The Progression of Telehealth
In 2018 and previous years, Medicare patients only qualified for Telehealth if they are considered to live in a rural area. Now, Medicare has begun reimbursing providers for performing “virtual check-ins” nation-wide, allowing patients to connect to doctors via phone or video conference. Currently, however, beneficiaries have to go to a healthcare facility to receive the services; they cannot be performed in the patient’s home.
The New Policy
Friday, April 5th, 2019, CMS finalized a new policy to allow for expanded benefits for MA patients. In the final rule, CMS allows more MA beneficiaries to utilize Telehealth services. Beginning in 2020, beneficiaries will be able to receive healthcare services from their home or other suitable location, removing the current restriction that the patient must be within a healthcare facility. These new changes should increase the availability of Telehealth services to all MA beneficiaries and make the programs more feasible for providers. These new policies come as CMS works towards improving Medicare Advantage and Part D programs.

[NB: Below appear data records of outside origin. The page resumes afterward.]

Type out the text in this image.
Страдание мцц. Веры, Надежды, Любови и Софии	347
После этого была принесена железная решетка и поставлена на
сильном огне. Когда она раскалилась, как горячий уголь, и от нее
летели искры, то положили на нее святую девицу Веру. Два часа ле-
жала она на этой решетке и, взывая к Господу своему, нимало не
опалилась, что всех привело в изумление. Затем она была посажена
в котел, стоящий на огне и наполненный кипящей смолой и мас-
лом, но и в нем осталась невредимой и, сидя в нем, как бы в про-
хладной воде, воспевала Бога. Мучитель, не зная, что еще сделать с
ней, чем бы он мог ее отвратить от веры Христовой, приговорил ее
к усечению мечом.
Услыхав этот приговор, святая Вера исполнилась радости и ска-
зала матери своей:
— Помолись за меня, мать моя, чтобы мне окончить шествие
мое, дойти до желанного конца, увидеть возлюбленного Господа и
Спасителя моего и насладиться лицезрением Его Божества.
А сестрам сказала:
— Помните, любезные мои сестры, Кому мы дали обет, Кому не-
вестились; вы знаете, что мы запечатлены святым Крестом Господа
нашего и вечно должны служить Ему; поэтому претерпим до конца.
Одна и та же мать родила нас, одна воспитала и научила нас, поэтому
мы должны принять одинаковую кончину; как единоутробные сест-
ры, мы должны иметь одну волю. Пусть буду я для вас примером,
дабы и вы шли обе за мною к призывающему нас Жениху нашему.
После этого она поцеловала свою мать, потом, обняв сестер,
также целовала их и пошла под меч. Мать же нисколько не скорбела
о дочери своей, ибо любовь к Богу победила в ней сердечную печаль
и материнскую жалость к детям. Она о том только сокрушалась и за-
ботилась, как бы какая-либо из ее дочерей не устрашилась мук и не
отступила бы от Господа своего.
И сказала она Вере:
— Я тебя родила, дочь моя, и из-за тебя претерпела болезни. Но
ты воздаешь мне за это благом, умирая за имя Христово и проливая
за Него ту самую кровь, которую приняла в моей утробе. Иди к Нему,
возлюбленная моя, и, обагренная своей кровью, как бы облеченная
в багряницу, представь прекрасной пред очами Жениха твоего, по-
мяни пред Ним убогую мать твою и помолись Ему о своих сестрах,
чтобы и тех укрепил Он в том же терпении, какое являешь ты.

A word from the CMS Administrator
This is what CMS Administrator Seema Verma had to say about the new policies, “Today’s policies represent a historic step in bringing innovative technology to Medicare beneficiaries. With these new Telehealth benefits, Medicare Advantage enrollees will be able to access the latest technology and have greater access to Telehealth. By providing greater flexibility to Medicare Advantage plans, beneficiaries can receive more benefits, at lower costs and better quality.”